Al tomar decisiones, podemos hacerlo en solitario, como quien asume la responsabilidad de lo que escoja y de sus consecuencias.
Podemos hacerlo también con otros: un familiar, un buen amigo, un compañero de trabajo. En parte, la responsabilidad queda “dividida” entre nosotros, aunque al final cada uno sabe que la decisión es suya.
Podemos, finalmente, tomar nuestras decisiones con Dios. Es decir, escoger si hago o no hago este viaje, si respondo o no respondo este mensaje, a partir de una oración sincera a Dios.

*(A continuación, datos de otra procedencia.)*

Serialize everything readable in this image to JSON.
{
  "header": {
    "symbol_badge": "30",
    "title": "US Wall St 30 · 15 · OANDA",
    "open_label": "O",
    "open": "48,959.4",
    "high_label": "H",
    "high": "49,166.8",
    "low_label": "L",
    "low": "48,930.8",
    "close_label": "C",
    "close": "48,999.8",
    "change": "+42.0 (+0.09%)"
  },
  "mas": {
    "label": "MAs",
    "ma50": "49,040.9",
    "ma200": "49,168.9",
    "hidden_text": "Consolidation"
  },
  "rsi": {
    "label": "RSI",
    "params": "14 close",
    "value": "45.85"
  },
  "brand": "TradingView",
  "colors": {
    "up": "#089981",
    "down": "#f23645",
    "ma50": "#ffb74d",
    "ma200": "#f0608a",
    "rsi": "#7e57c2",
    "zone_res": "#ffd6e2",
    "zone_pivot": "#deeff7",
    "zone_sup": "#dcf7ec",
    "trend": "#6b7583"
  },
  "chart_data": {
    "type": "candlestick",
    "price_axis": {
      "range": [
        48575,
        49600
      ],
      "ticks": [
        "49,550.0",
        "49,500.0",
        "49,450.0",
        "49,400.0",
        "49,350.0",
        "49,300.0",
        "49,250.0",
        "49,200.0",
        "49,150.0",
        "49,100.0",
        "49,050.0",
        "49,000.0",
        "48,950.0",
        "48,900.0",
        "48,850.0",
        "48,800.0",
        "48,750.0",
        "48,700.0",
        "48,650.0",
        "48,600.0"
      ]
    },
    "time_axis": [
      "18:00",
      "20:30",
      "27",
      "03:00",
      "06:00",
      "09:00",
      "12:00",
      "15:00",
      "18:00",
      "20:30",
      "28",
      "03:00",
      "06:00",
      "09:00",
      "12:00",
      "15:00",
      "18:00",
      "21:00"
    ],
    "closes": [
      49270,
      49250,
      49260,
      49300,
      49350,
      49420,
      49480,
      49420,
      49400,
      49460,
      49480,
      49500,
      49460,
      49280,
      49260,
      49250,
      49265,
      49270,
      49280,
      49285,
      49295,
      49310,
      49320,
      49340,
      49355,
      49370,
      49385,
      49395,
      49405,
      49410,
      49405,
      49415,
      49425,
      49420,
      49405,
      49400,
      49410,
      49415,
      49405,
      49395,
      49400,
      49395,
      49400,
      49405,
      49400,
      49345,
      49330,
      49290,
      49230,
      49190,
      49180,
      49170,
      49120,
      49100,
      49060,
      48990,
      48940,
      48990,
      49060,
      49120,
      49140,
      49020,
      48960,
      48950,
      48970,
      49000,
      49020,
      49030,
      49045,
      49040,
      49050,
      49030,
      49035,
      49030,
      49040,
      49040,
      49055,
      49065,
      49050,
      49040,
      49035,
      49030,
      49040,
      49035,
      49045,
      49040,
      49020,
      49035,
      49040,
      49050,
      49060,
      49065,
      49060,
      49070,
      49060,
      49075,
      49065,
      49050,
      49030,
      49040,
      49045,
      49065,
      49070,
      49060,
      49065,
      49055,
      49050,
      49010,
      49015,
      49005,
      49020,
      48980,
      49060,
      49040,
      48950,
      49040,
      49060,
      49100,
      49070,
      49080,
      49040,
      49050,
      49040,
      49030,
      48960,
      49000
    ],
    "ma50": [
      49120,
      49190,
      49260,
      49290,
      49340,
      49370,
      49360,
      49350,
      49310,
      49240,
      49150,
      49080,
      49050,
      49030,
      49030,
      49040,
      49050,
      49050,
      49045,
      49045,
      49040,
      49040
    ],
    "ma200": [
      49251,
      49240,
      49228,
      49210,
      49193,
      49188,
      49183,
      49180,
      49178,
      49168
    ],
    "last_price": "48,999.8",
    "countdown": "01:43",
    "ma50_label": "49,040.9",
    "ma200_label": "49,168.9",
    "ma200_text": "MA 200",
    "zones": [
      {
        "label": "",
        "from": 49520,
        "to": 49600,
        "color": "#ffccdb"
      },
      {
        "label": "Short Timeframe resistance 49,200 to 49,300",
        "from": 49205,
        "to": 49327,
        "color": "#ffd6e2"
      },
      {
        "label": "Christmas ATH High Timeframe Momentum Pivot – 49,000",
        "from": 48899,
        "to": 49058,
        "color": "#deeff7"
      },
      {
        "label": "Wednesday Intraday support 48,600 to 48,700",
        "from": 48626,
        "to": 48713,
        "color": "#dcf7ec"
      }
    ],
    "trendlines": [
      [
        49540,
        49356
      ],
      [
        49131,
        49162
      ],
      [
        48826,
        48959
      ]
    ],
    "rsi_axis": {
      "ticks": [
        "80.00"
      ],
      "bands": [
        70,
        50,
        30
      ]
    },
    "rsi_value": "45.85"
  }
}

Porque es Dios quien explica el inicio de mi existencia, en un día más o menos lejano del pasado, con las raíces de una familia concreta y una cultura que tanto influye es mí.
Es Dios quien explica mi presente. Como enseñaba san Pablo, antes de citar a un autor pagano, “en Él vivimos, nos movemos y existimos” (Hch 17,28). Todo lo que me ocurre está en sus manos.
Dios, sobre todo, da sentido a la vida en cuanto es meta y encuentro definitivo: hemos nacido para Él, lo que hacemos o dejamos de hacer nos orienta al día de nuestra llegada ante Su presencia.
Como experimentamos tantas veces, tomar las decisiones con Dios no suprime mi responsabilidad, pues sabemos que nos ha hecho libres, y eso nos permite acogerle o rechazarle.
Sin embargo, esa libertad, que nos da la opción de escoger entre el bien y el mal, entre la vida y la muerte, entre la felicidad y la desgracia (cf. Dt 30,15-20), es la llave con la que cada uno puede realizar plenamente la vocación más hermosa: la del amor.
Ese amor es, en el fondo, la realización plena de todas las decisiones buenas, pues nacen de la experiencia de saberme amado por Dios, de vivir en Su presencia, y así me llevan a acercarme cada día a Él y a mis hermanos.